Había que establecer otras distinciones y otras reparticiones. Una sabia
elección debió reemplazar poco a poco la ciega designación de la simple
antigüedad; títulos, oficios y funciones nuevas fueron reservados a la libre
elección del obispo y ocuparon un puesto al lado del antiguo arciprestazgo.
Si
a los ojos de un observador poco atento la diversidad de los cargos parece
alterar la unidad indivisible del presbiterio primitivo, bastará con recordar
aquí la doctrina del ejercicio de la jurisdicción que hemos propuesto en
nuestra parte segunda.
En
aquel lugar dijimos que los
poderes propiamente jerárquicos son comunes a todos los miembros del colegio y
en su fondo pertenecen igualmente a todos; pero el ejercicio de estos poderes o
el ejercicio de la jurisdicción puede ser restringido o ligado en cada uno de
estos miembros mediante reservas, o puede ser ampliado por delegaciones del
superior, el cual, sin afectar a la sustancia de los grados jerárquicos, hace
entre las personas de un mismo grado, todas las reparticiones de atribuciones
que reclaman las necesidades de los tiempos y de los lugares.
Por
lo demás, la simple transmisión de la época primitiva producía ya este efecto,
dando a los unos, con exclusión de los otros, el ejercicio de ciertas
prerrogativas y de ciertos ministerios eclesiásticos, y no otra cosa hizo la
elección por parte de los obispos, en la distribución de los cargos y de los
oficios que fueron erigidos en lo sucesivo.
Por
lo demás, nada más natural — hay que reconocerlo — que tal multiplicación de
los cargos en el colegio del presbiterio a medida que la sociedad cristiana se
iba desarrollando y se iba haciendo más complejo el conjunto de las
instituciones eclesiásticas.
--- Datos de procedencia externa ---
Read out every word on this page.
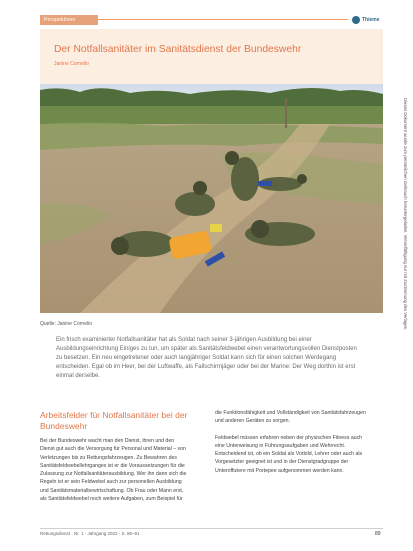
Perspektiven	Thieme
Der Notfallsanitäter im Sanitätsdienst der Bundeswehr
Janine Cornelio
Quelle: Janine Cornelio

Ein frisch examinierter Notfallsanitäter hat als Soldat nach seiner 3-jährigen Ausbildung bei einer Ausbildungseinrichtung Einiges zu tun, um später als Sanitätsfeldwebel einen verantwortungsvollen Dienstposten zu besetzen. Ein neu eingetretener oder auch langjähriger Soldat kann sich für einen solchen Werdegang entscheiden. Egal ob im Heer, bei der Luftwaffe, als Fallschirmjäger oder bei der Marine: Der Weg dorthin ist erst einmal derselbe.

Arbeitsfelder für Notfallsanitäter bei der Bundeswehr

Bei der Bundeswehr wacht man den Dienst, ihren und den Dienst gut auch die Versorgung für Personal und Material – von Verletzungen bis zu Rettungsfahrzeugen. Zu Bewahren des Sanitätsfeldwebellehrganges ist er die Voraussetzungen für die Zulassung zur Notfallsanitäterausbildung. Wer ihn dann sich die Regeln ist er sein Feldwebel auch zur personellen Ausbildung und Sanitätsmaterialbewirtschaftung. Ob Frau oder Mann erst, als Sanitätsfeldwebel noch weitere Aufgaben, zum Beispiel für

die Funktionsfähigkeit und Vollständigkeit von Sanitätsfahrzeugen und anderen Geräten zu sorgen.

Feldwebel müssen erfahren neben der physischen Fitness auch eine Unterweisung in Führungsaufgaben und Wehrrecht. Entscheidend ist, ob ein Soldat als Vorbild, Lehrer oder auch als Vorgesetzter geeignet ist und in der Dienstgradgruppe der Unteroffiziere mit Portepee aufgenommen werden kann.

Rettungsdienst · Nr. 1 · Jahrgang 2022 · S. 86–91	89
Dieses Dokument wurde zum persönlichen Gebrauch heruntergeladen. Vervielfältigung nur mit Zustimmung des Verlages.
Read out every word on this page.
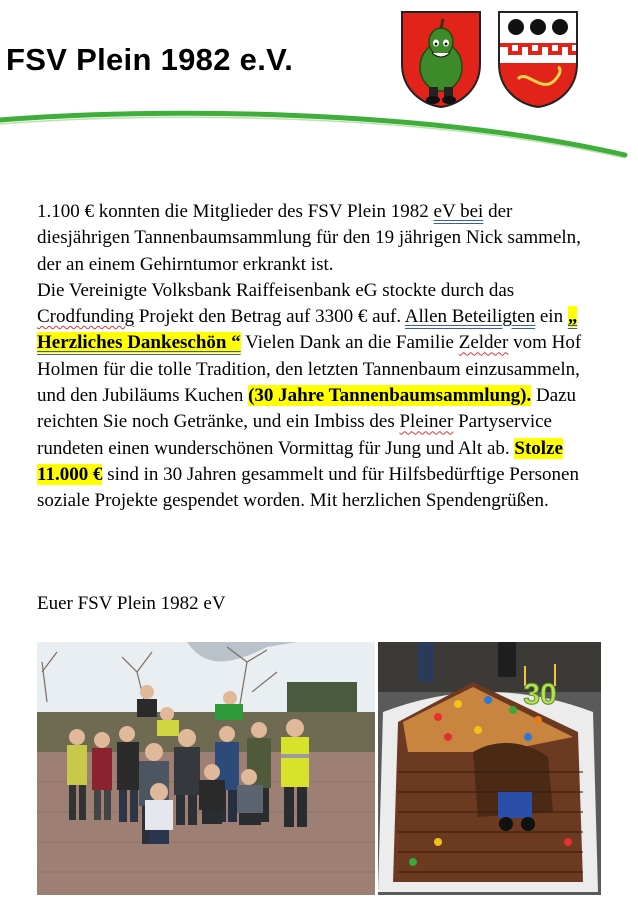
FSV Plein 1982 e.V.

1.100 € konnten die Mitglieder des FSV Plein 1982 eV bei der diesjährigen Tannenbaumsammlung für den 19 jährigen Nick sammeln, der an einem Gehirntumor erkrankt ist.

Die Vereinigte Volksbank Raiffeisenbank eG stockte durch das Crodfunding Projekt den Betrag auf 3300 € auf. Allen Beteiligten ein „ Herzliches Dankeschön “ Vielen Dank an die Familie Zelder vom Hof Holmen für die tolle Tradition, den letzten Tannenbaum einzusammeln, und den Jubiläums Kuchen (30 Jahre Tannenbaumsammlung). Dazu reichten Sie noch Getränke, und ein Imbiss des Pleiner Partyservice rundeten einen wunderschönen Vormittag für Jung und Alt ab. Stolze 11.000 € sind in 30 Jahren gesammelt und für Hilfsbedürftige Personen soziale Projekte gespendet worden. Mit herzlichen Spendengrüßen.

Euer FSV Plein 1982 eV
30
En estas nuevas necesidades obedeció el colegio
del presbiterio a la ley común de todas las asambleas, donde las funciones que,
decorosamente, deben ser ejercidas por uno solo o por un pequeño número, les
son asignadas de ordinario con exclusión de los demás.
Así
fueron surgiendo poco a poco en el antiguo presbiterio ecónomos, penitenciarios, prebostes, decanos, maestrescuelas,
etc., sin que la creación sucesiva de estos oficios y dignidades alterara la
unidad esencial del colegio.
El
curso natural de las cosas incrementó o disminuyó las atribuciones de los
oficiales. Al arcipreste se le reservó con frecuencia, bajo la autoridad del
obispo, el cuidado pastoral del pueblo fiel; las dignidades y los grandes
canonicatos de las catedrales se distinguieron de los beneficiarios inferiores
o de los otros sacerdotes inscritos en el canon de aquellas Iglesias; los
obispos, con delegaciones de la autoridad episcopal asociadas a los oficios,
contribuyeron todavía más a realzar por encima de sus hermanos a los que así
estaban investidos.
[1] San León, Carta 19, a
Doro, obispo de Benevento; PL 54 709-714.